# Puzzles/Geometric Puzzles/Rectangle and Circle/Solution

30 inches

## Solution

Given:

$x=12in$ $y=6in$ Find:

$r=?$ We realize that every point on a circle is equidistant from the origin. This implies that the rectangle's corner touching the circle must be r inches away from the origin, where r is the radius. We can then draw a right triangle with sides $r-y$ and $r-x.$ Now apply the Pythagorean Theorem to this triangle and solve for r.
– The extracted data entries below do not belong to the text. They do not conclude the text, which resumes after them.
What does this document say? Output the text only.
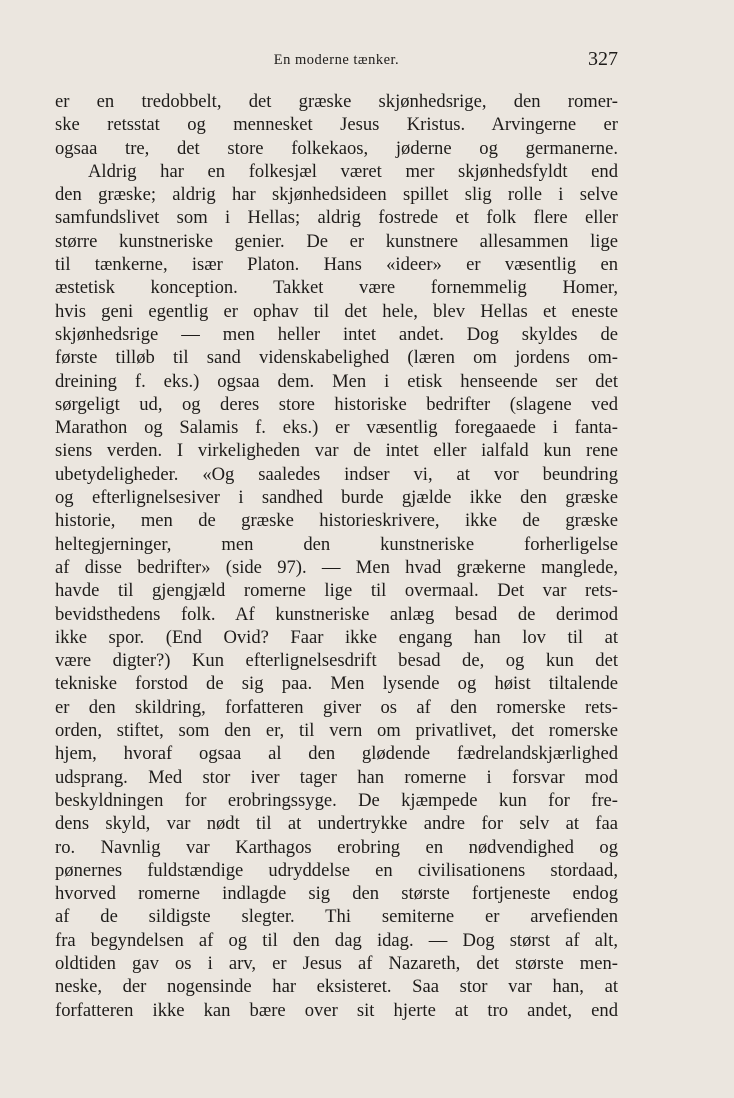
En moderne tænker.	327
er en tredobbelt, det græske skjønhedsrige, den romer-
ske retsstat og mennesket Jesus Kristus. Arvingerne er
ogsaa tre, det store folkekaos, jøderne og germanerne.
Aldrig har en folkesjæl været mer skjønhedsfyldt end
den græske; aldrig har skjønhedsideen spillet slig rolle i selve
samfundslivet som i Hellas; aldrig fostrede et folk flere eller
større kunstneriske genier. De er kunstnere allesammen lige
til tænkerne, især Platon. Hans «ideer» er væsentlig en
æstetisk konception. Takket være fornemmelig Homer,
hvis geni egentlig er ophav til det hele, blev Hellas et eneste
skjønhedsrige — men heller intet andet. Dog skyldes de
første tilløb til sand videnskabelighed (læren om jordens om-
dreining f. eks.) ogsaa dem. Men i etisk henseende ser det
sørgeligt ud, og deres store historiske bedrifter (slagene ved
Marathon og Salamis f. eks.) er væsentlig foregaaede i fanta-
siens verden. I virkeligheden var de intet eller ialfald kun rene
ubetydeligheder. «Og saaledes indser vi, at vor beundring
og efterlignelsesiver i sandhed burde gjælde ikke den græske
historie, men de græske historieskrivere, ikke de græske
heltegjerninger, men den kunstneriske forherligelse
af disse bedrifter» (side 97). — Men hvad grækerne manglede,
havde til gjengjæld romerne lige til overmaal. Det var rets-
bevidsthedens folk. Af kunstneriske anlæg besad de derimod
ikke spor. (End Ovid? Faar ikke engang han lov til at
være digter?) Kun efterlignelsesdrift besad de, og kun det
tekniske forstod de sig paa. Men lysende og høist tiltalende
er den skildring, forfatteren giver os af den romerske rets-
orden, stiftet, som den er, til vern om privatlivet, det romerske
hjem, hvoraf ogsaa al den glødende fædrelandskjærlighed
udsprang. Med stor iver tager han romerne i forsvar mod
beskyldningen for erobringssyge. De kjæmpede kun for fre-
dens skyld, var nødt til at undertrykke andre for selv at faa
ro. Navnlig var Karthagos erobring en nødvendighed og
pønernes fuldstændige udryddelse en civilisationens stordaad,
hvorved romerne indlagde sig den største fortjeneste endog
af de sildigste slegter. Thi semiterne er arvefienden
fra begyndelsen af og til den dag idag. — Dog størst af alt,
oldtiden gav os i arv, er Jesus af Nazareth, det største men-
neske, der nogensinde har eksisteret. Saa stor var han, at
forfatteren ikke kan bære over sit hjerte at tro andet, end
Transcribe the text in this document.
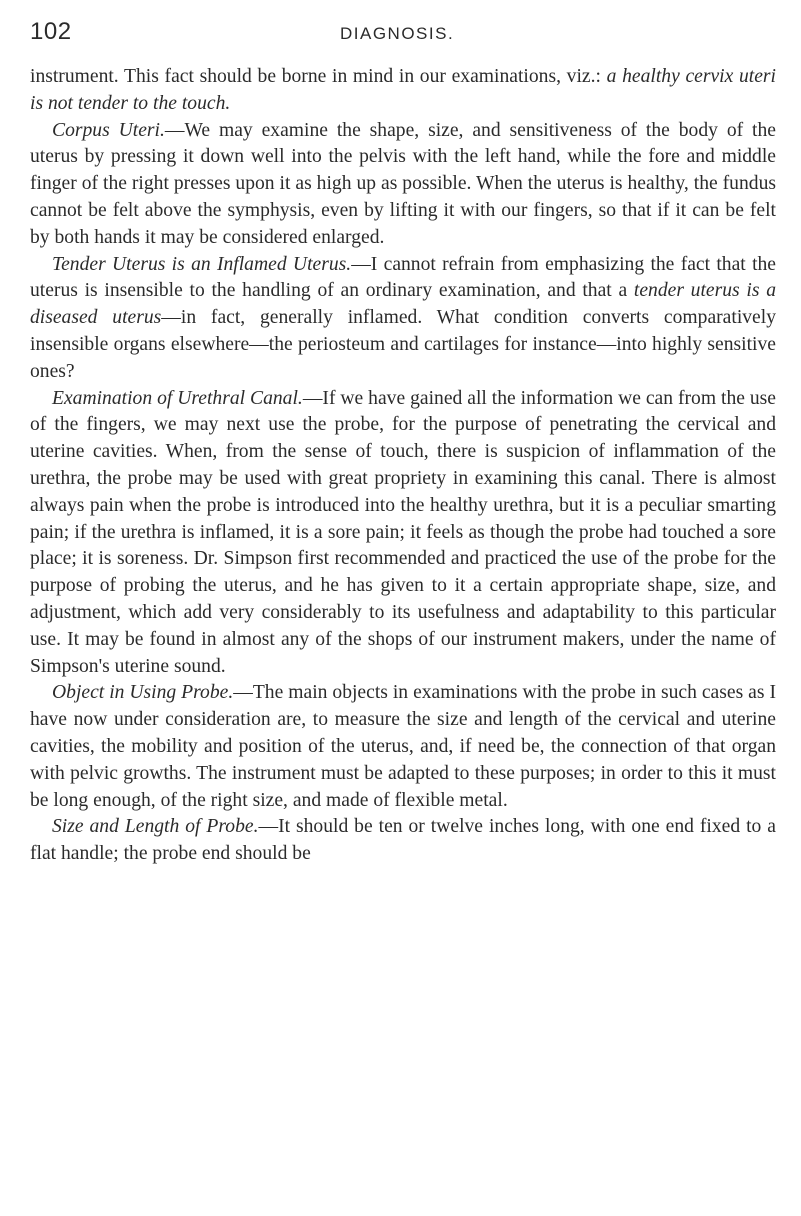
102	DIAGNOSIS.

instrument. This fact should be borne in mind in our examinations, viz.: a healthy cervix uteri is not tender to the touch.

Corpus Uteri.—We may examine the shape, size, and sensitiveness of the body of the uterus by pressing it down well into the pelvis with the left hand, while the fore and middle finger of the right presses upon it as high up as possible. When the uterus is healthy, the fundus cannot be felt above the symphysis, even by lifting it with our fingers, so that if it can be felt by both hands it may be considered enlarged.

Tender Uterus is an Inflamed Uterus.—I cannot refrain from emphasizing the fact that the uterus is insensible to the handling of an ordinary examination, and that a tender uterus is a diseased uterus—in fact, generally inflamed. What condition converts comparatively insensible organs elsewhere—the periosteum and cartilages for instance—into highly sensitive ones?

Examination of Urethral Canal.—If we have gained all the information we can from the use of the fingers, we may next use the probe, for the purpose of penetrating the cervical and uterine cavities. When, from the sense of touch, there is suspicion of inflammation of the urethra, the probe may be used with great propriety in examining this canal. There is almost always pain when the probe is introduced into the healthy urethra, but it is a peculiar smarting pain; if the urethra is inflamed, it is a sore pain; it feels as though the probe had touched a sore place; it is soreness. Dr. Simpson first recommended and practiced the use of the probe for the purpose of probing the uterus, and he has given to it a certain appropriate shape, size, and adjustment, which add very considerably to its usefulness and adaptability to this particular use. It may be found in almost any of the shops of our instrument makers, under the name of Simpson's uterine sound.

Object in Using Probe.—The main objects in examinations with the probe in such cases as I have now under consideration are, to measure the size and length of the cervical and uterine cavities, the mobility and position of the uterus, and, if need be, the connection of that organ with pelvic growths. The instrument must be adapted to these purposes; in order to this it must be long enough, of the right size, and made of flexible metal.

Size and Length of Probe.—It should be ten or twelve inches long, with one end fixed to a flat handle; the probe end should be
$(r-x)^{2}+(r-y)^{2}=r^{2}$ $r^{2}-2r(x+y)+x^{2}+y^{2}=0$ The above equation is quadratic and can be solved by applying the Quadratic Formula.

$r={\frac {2(x+y)\pm {\sqrt {(4(x+y)^{2}-4(x^{2}+y^{2})\ }}}{2}}$ Which simplifies to,

$r=(x+y)\pm {\sqrt {2xy}}$ Now we can plug in our numbers and solve,

$r=(6+12)\pm {\sqrt {2(6)(12)}}$ $r=18\pm 12$ $r=30$ or $r=6$ Thus the radius of our circle is 30 inches. Notice that 6 inches is not a valid answer. Why?

Comment: Simply making a statement that "we can then draw..." is confusing. Need more explanation on why r-x and r-y are valid descriptors for the triangle sides. This is easier to see with the r-x side than with the r-y.